Türkiye'nin Yeni Yol Haritası Belli Oldu!

Cumhurbaşkanı Erdoğan, KKTC dönüşü önemli açıklamalarda bulundu. 'Terörsüz Türkiye' hedefindeki kritik İmralı desteği, LGS tartışmaları, Kıbrıs politikası, Suriye ve AB ilişkileri, Eurofighter alımı ve Gazze konularındaki yeni yol haritası bu kapsamlı...

Cumhurbaşkanı ve AKP Genel Başkanı Recep Tayyip Erdoğan, Kuzey Kıbrıs Türk Cumhuriyeti (KKTC) ziyaretinden dönüşünde gazetecilere yaptığı kapsamlı değerlendirmelerle gündeme damgasını vurdu. Türkiye'nin iç ve dış politikasındaki kritik dönemeçlere ışık tutan bu açıklamalar, yeni dönem yol haritasının ipuçlarını verirken, kamuoyunda büyük bir merak ve heyecan uyandırdı. Haberimiz devam ediyor ve Cumhurbaşkanı Erdoğan'ın uçakta dile getirdiği tüm önemli detayları ve Türkiye'nin önümüzdeki süreçteki duruşunu tüm ayrıntılarıyla aktarmaya hazırlanıyoruz.

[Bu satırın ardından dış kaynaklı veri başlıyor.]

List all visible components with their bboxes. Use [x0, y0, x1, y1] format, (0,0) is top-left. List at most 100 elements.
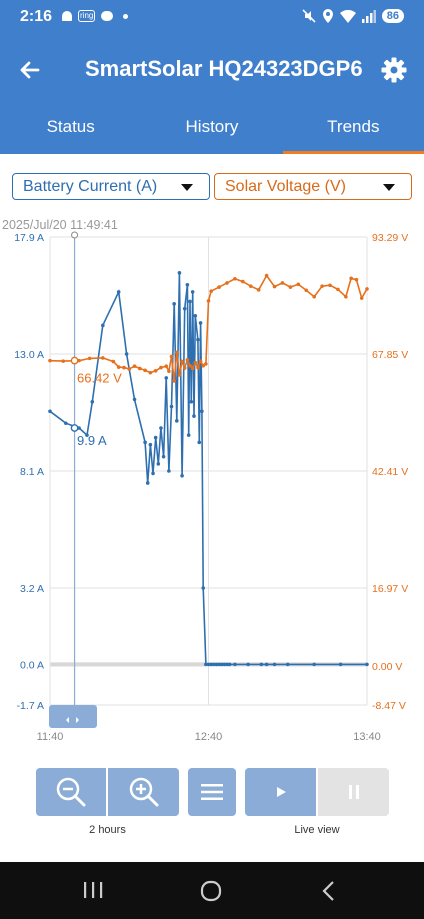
battery-current-point — [169, 404, 174, 409]
tab-history[interactable]: History — [185, 117, 239, 136]
home-icon[interactable] — [200, 880, 222, 902]
solar-voltage-point — [256, 288, 261, 292]
play-button[interactable] — [245, 768, 316, 816]
battery-current-point — [188, 299, 192, 304]
solar-voltage-point — [233, 277, 237, 281]
battery-current-point — [64, 421, 68, 426]
solar-voltage-point — [336, 287, 340, 292]
solar-voltage-point — [111, 359, 116, 364]
cursor-drag-handle[interactable] — [49, 705, 97, 728]
cursor-timestamp: 2025/Jul/20 11:49:41 — [2, 218, 118, 232]
solar-voltage-point — [153, 368, 158, 373]
solar-voltage-point — [328, 283, 332, 288]
cursor-current-label: 9.9 A — [77, 433, 107, 448]
recent-apps-icon[interactable] — [82, 880, 104, 900]
zoom-out-button[interactable] — [36, 768, 106, 816]
solar-voltage-point — [177, 373, 182, 377]
battery-current-point — [172, 302, 176, 306]
zoom-out-icon — [56, 777, 86, 807]
solar-voltage-point — [288, 285, 293, 289]
battery-current-point — [201, 586, 206, 590]
battery-current-point — [190, 290, 195, 294]
pause-icon — [348, 785, 359, 799]
solar-voltage-point — [182, 366, 187, 370]
solar-voltage-point — [196, 365, 200, 370]
battery-current-point — [175, 419, 179, 423]
battery-current-point — [143, 440, 147, 445]
solar-voltage-point — [354, 277, 359, 282]
battery-current-point — [177, 271, 182, 275]
signal-icon — [361, 9, 376, 23]
gear-icon[interactable] — [380, 56, 408, 84]
battery-current-point — [164, 376, 169, 380]
battery-current-point — [222, 662, 227, 667]
battery-current-point — [90, 399, 95, 404]
solar-voltage-point — [132, 364, 137, 368]
battery-current-point — [217, 662, 221, 667]
solar-voltage-point — [164, 364, 169, 368]
trend-chart[interactable]: 17.9 A 13.0 A 8.1 A 3.2 A 0.0 A -1.7 A 93.29 V… — [0, 214, 424, 750]
tab-status[interactable]: Status — [46, 117, 95, 136]
left-series-select[interactable]: Battery Current (A) — [12, 173, 210, 200]
left-axis-tick: -1.7 A — [17, 700, 44, 712]
solar-voltage-point — [204, 362, 208, 366]
live-view-label: Live view — [294, 824, 340, 836]
solar-voltage-point — [101, 356, 105, 360]
solar-voltage-point — [175, 350, 179, 355]
left-series-value: Battery Current (A) — [23, 178, 158, 195]
battery-current-point — [197, 440, 202, 445]
right-series-select[interactable]: Solar Voltage (V) — [214, 173, 412, 200]
chat-icon — [101, 11, 114, 21]
system-nav-bar — [0, 862, 424, 919]
right-axis-tick: 93.29 V — [372, 232, 408, 244]
battery-current-point — [338, 662, 343, 667]
zoom-range-label: 2 hours — [89, 824, 126, 836]
battery-current-point — [192, 414, 196, 418]
solar-voltage-point — [127, 367, 132, 371]
solar-voltage-point — [193, 360, 198, 365]
battery-current-point — [180, 473, 184, 478]
arrow-left-icon[interactable] — [16, 56, 44, 84]
bell-icon — [62, 11, 72, 21]
x-axis-tick: 13:40 — [353, 731, 381, 743]
right-axis-tick: -8.47 V — [372, 700, 406, 712]
left-axis-tick: 8.1 A — [20, 466, 44, 478]
solar-voltage-point — [206, 299, 211, 303]
right-axis-tick: 42.41 V — [372, 466, 408, 478]
battery-current-point — [233, 662, 237, 667]
solar-voltage-point — [48, 358, 52, 363]
battery-current-point — [145, 481, 150, 485]
solar-voltage-point — [209, 289, 213, 294]
cursor-current-marker — [70, 424, 79, 432]
tab-trends[interactable]: Trends — [282, 106, 424, 154]
status-bar: 2:16 ring 86 — [0, 0, 424, 34]
solar-voltage-point — [138, 366, 142, 371]
ring-icon: ring — [78, 10, 96, 22]
solar-voltage-point — [272, 284, 277, 289]
solar-voltage-point — [320, 284, 324, 288]
drag-arrows-icon — [66, 717, 79, 723]
chevron-down-icon — [181, 184, 193, 191]
play-icon — [276, 787, 286, 797]
solar-voltage-point — [198, 359, 203, 363]
right-series-value: Solar Voltage (V) — [225, 178, 346, 195]
menu-button[interactable] — [188, 768, 236, 816]
zoom-in-button[interactable] — [108, 768, 179, 816]
battery-current-point — [153, 435, 158, 440]
solar-voltage-point — [180, 359, 184, 364]
cursor-voltage-marker — [70, 356, 79, 365]
battery-current-point — [225, 662, 229, 667]
back-icon[interactable] — [320, 880, 336, 902]
left-axis-tick: 0.0 A — [20, 659, 44, 671]
cursor-top-handle — [71, 231, 79, 239]
solar-voltage-point — [312, 294, 316, 299]
battery-current-point — [259, 662, 264, 667]
solar-voltage-point — [61, 359, 66, 363]
solar-voltage-point — [296, 282, 301, 287]
battery-current-point — [148, 442, 153, 447]
solar-voltage-point — [143, 368, 147, 373]
battery-current-point — [186, 433, 191, 437]
pause-button[interactable] — [318, 768, 389, 816]
solar-voltage-point — [190, 366, 195, 371]
battery-current-point — [209, 662, 213, 667]
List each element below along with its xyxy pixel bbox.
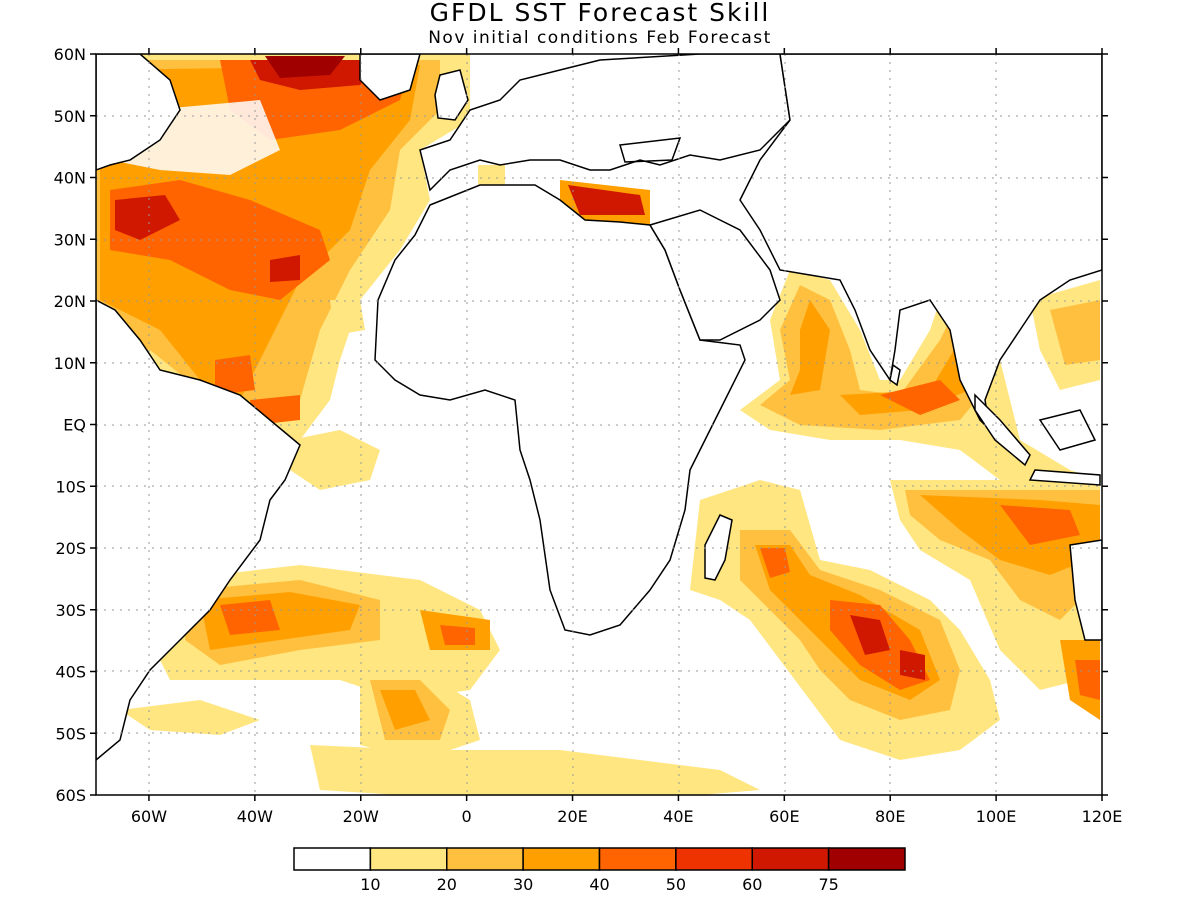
lat-tick-label: 30N xyxy=(54,230,86,249)
latitude-axis: 60N 50N 40N 30N 20N 10N EQ 10S 20S 30S 40S 50S 60S xyxy=(54,45,1108,805)
colorbar-label: 30 xyxy=(513,875,533,894)
chart-subtitle: Nov initial conditions Feb Forecast xyxy=(428,28,772,48)
south-indian-skill-area xyxy=(690,480,1100,760)
chart-title: GFDL SST Forecast Skill xyxy=(429,0,771,27)
lat-tick-label: 10N xyxy=(54,354,86,373)
americas-outline xyxy=(96,54,181,171)
lat-tick-label: 50N xyxy=(54,107,86,126)
lat-tick-label: 60N xyxy=(54,45,86,64)
colorbar-label: 40 xyxy=(589,875,609,894)
australia-outline xyxy=(1069,539,1102,641)
lon-tick-label: 60W xyxy=(131,807,167,826)
lon-tick-label: 0 xyxy=(462,807,472,826)
colorbar-swatch xyxy=(293,847,372,871)
lon-tick-label: 20W xyxy=(343,807,379,826)
lon-tick-label: 40E xyxy=(663,807,693,826)
colorbar-label: 75 xyxy=(818,875,838,894)
colorbar-label: 60 xyxy=(742,875,762,894)
uk-outline xyxy=(434,69,469,121)
lat-tick-label: 40N xyxy=(54,169,86,188)
lon-tick-label: 120E xyxy=(1082,807,1123,826)
asia-outline xyxy=(739,54,1102,433)
colorbar-swatch xyxy=(827,847,906,871)
colorbar-swatch xyxy=(446,847,524,871)
colorbar-swatch xyxy=(598,847,677,871)
madagascar-outline xyxy=(704,514,733,581)
lat-tick-label: 60S xyxy=(55,786,86,805)
lat-tick-label: EQ xyxy=(63,416,86,435)
colorbar-swatch xyxy=(751,847,830,871)
lon-tick-label: 20E xyxy=(557,807,587,826)
lat-tick-label: 50S xyxy=(55,724,86,743)
lat-tick-label: 30S xyxy=(55,601,86,620)
lat-tick-label: 20S xyxy=(55,539,86,558)
lon-tick-label: 80E xyxy=(875,807,905,826)
colorbar: 10 20 30 40 50 60 75 xyxy=(293,847,906,894)
lon-tick-label: 60E xyxy=(769,807,799,826)
colorbar-swatch xyxy=(522,847,601,871)
lat-tick-label: 10S xyxy=(55,477,86,496)
lat-tick-label: 20N xyxy=(54,292,86,311)
colorbar-swatch xyxy=(675,847,753,871)
arabia-outline xyxy=(648,209,781,341)
colorbar-swatch xyxy=(369,847,448,871)
gridlines xyxy=(96,54,1102,795)
colorbar-label: 20 xyxy=(437,875,457,894)
europe-outline xyxy=(419,54,791,192)
south-atlantic-skill-area xyxy=(120,565,760,795)
skill-field xyxy=(96,54,1100,795)
coastlines xyxy=(96,54,1102,761)
lon-tick-label: 100E xyxy=(976,807,1017,826)
colorbar-label: 50 xyxy=(666,875,686,894)
lat-tick-label: 40S xyxy=(55,663,86,682)
colorbar-label: 10 xyxy=(360,875,380,894)
indonesia-outline xyxy=(974,393,1031,467)
longitude-axis: 60W 40W 20W 0 20E 40E 60E 80E 100E 120E xyxy=(131,48,1122,826)
lon-tick-label: 40W xyxy=(237,807,273,826)
africa-outline xyxy=(374,184,746,636)
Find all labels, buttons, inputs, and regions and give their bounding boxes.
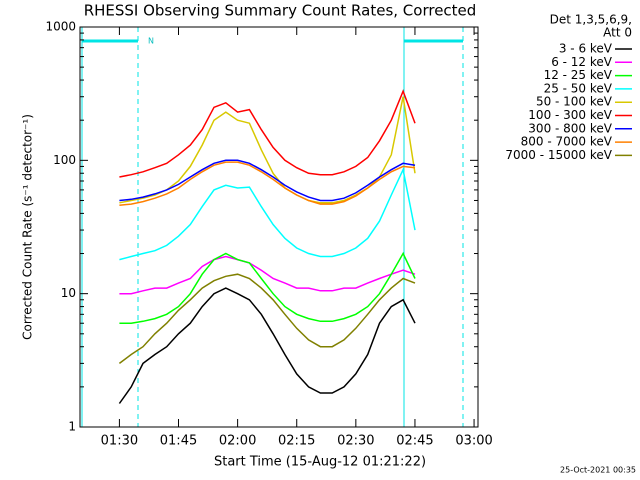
- legend-label: 6 - 12 keV: [551, 55, 613, 69]
- footer-date: 25-Oct-2021 00:35: [560, 466, 636, 475]
- x-tick-label: 01:45: [160, 434, 197, 449]
- annotation: N: [148, 37, 154, 46]
- series-line: [119, 167, 416, 261]
- y-axis-label: Corrected Count Rate (s⁻¹ detector⁻¹): [21, 114, 35, 340]
- series-line: [119, 255, 416, 295]
- legend-label: 300 - 800 keV: [528, 121, 612, 135]
- series-line: [118, 287, 416, 404]
- x-tick-label: 03:00: [455, 434, 492, 449]
- x-tick-label: 02:00: [219, 434, 256, 449]
- legend-label: 100 - 300 keV: [528, 108, 612, 122]
- legend-label: 800 - 7000 keV: [521, 135, 613, 149]
- chart-title: RHESSI Observing Summary Count Rates, Co…: [84, 2, 477, 20]
- series-line: [119, 89, 416, 178]
- series-line: [119, 159, 416, 202]
- x-tick-label: 02:30: [337, 434, 374, 449]
- series-line: [119, 161, 416, 207]
- plot-frame: [79, 26, 479, 428]
- y-tick-label: 1000: [45, 20, 76, 34]
- series-line: [119, 251, 416, 324]
- legend-label: 25 - 50 keV: [544, 81, 613, 95]
- legend-label: 12 - 25 keV: [544, 68, 613, 82]
- x-axis-label: Start Time (15-Aug-12 01:21:22): [214, 455, 426, 470]
- x-tick-label: 02:15: [278, 434, 315, 449]
- legend-label: 50 - 100 keV: [536, 95, 613, 109]
- legend-label: 7000 - 15000 keV: [505, 148, 612, 162]
- legend-label: 3 - 6 keV: [559, 42, 613, 56]
- x-tick-label: 01:30: [101, 434, 138, 449]
- legend-title: Att 0: [603, 26, 632, 40]
- x-tick-label: 02:45: [396, 434, 433, 449]
- y-tick-label: 1: [68, 420, 76, 434]
- y-tick-label: 10: [61, 286, 76, 300]
- legend-title: Det 1,3,5,6,9,: [550, 13, 632, 27]
- y-tick-label: 100: [53, 153, 76, 167]
- series-line: [118, 273, 416, 364]
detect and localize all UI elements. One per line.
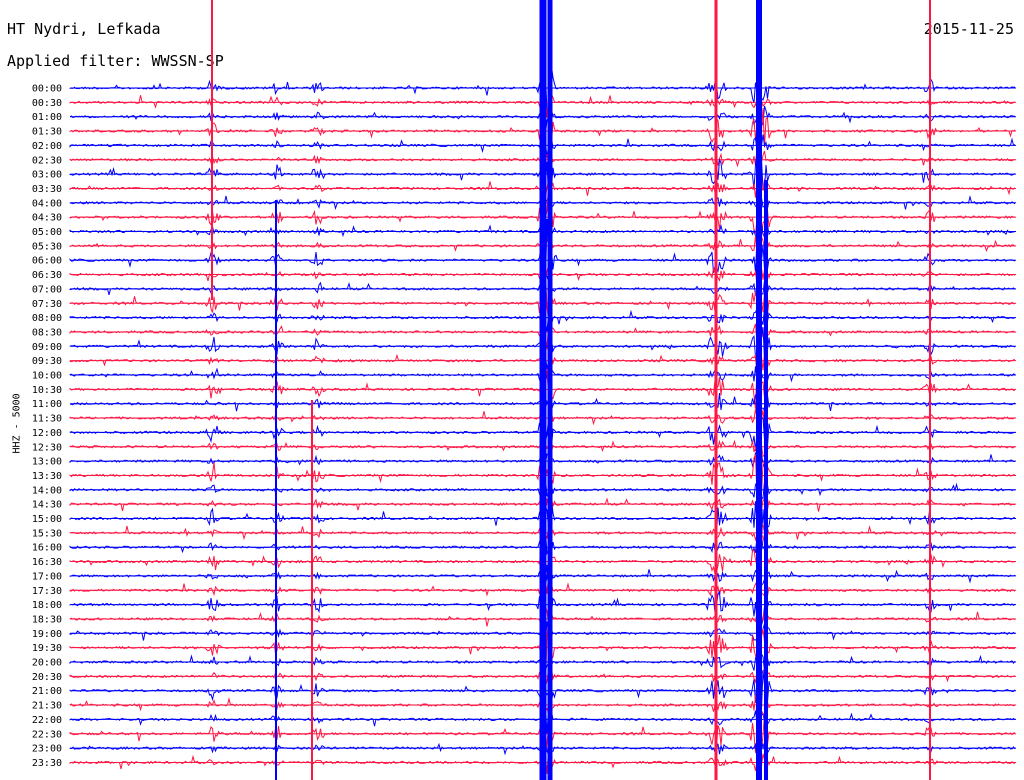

Erdoğan, KKTC ziyaretine ilişkin genel değerlendirmelerde bulunarak sözlerine başladı. Kıbrıs Barış Harekatı’nın 51’inci yıl dönümü vesilesiyle Cumhurbaşkanı Sayın Ersin Tatar’ın davetine icabetle KKTC’ye gerçekleştirdiği ziyareti tamamladığını belirtti. Lefkoşa’da 20 Temmuz Barış ve Özgürlük Bayramı kutlamalarına katıldıklarını ve Kıbrıs Türkü kardeşlerimizin coşkusunu ve sevincini paylaştıklarını ifade etti. Barış Harekatı'nın "enosis" hayalini suya düşürdüğünü, adada yarım asırdır bir damla kan dökülmediğini ve bu huzur ortamının Türkiye'nin kararlı desteğiyle daha nice yıllar süreceğini vurguladı. Cumhurbaşkanı Tatar'la bir araya geldiğini ve Kuzey Kıbrıs Türk Cumhuriyeti'ne olan desteklerini bir kez daha vurguladıklarını kaydetti. Kıbrıs'ta iki devletli çözüm vizyonunun arkasında durduklarını ve adada iki ayrı halk ve iki ayrı devlet olduğu gerçeğini teyit ettiklerini söyledi. Ayrıca, bazı tesislerin açılış ve temel atma törenlerini gerçekleştirdiklerini, Yeni Lefkoşa Devlet Hastanesi'nin adadaki en büyük sağlık yatırımlarından biri olacağını ve Lefkoşa Kuzey Çevre Yolu Köprülü Kavşağı gibi projelerin trafik yoğunluğunu azaltacağını ve havalimanı bağlantısını hızlandıracağını aktardı. Öte yandan, Kuzey Kıbrıs Türk Cumhuriyeti’nde kurulu iki siyasi parti yöneticilerinin Rum Yönetimi liderini ziyaret etmeleri ve Türkiye'yi uluslararası kurumlara şikayet etme talepleri hakkında gelen soruya Erdoğan, "Benim Güney’e böyle bir ziyaret düşüncem söz konusu değil. Çünkü onlar nasıl KKTC’yi bir devlet olarak kabul etmiyorlarsa biz de Güney Kıbrıs'ı bir devlet olarak kabul etmiyoruz" yanıtını verdi. Bu girişimleri "marjinal" ve "hainlik" olarak nitelendirerek, sandıkta cezalandırılacağını ifade etti. Kıbrıs'ta çözümün anahtarının iki devletli çözüm olduğunu ve bundan taviz vermeyeceklerini kesin bir dille belirtti.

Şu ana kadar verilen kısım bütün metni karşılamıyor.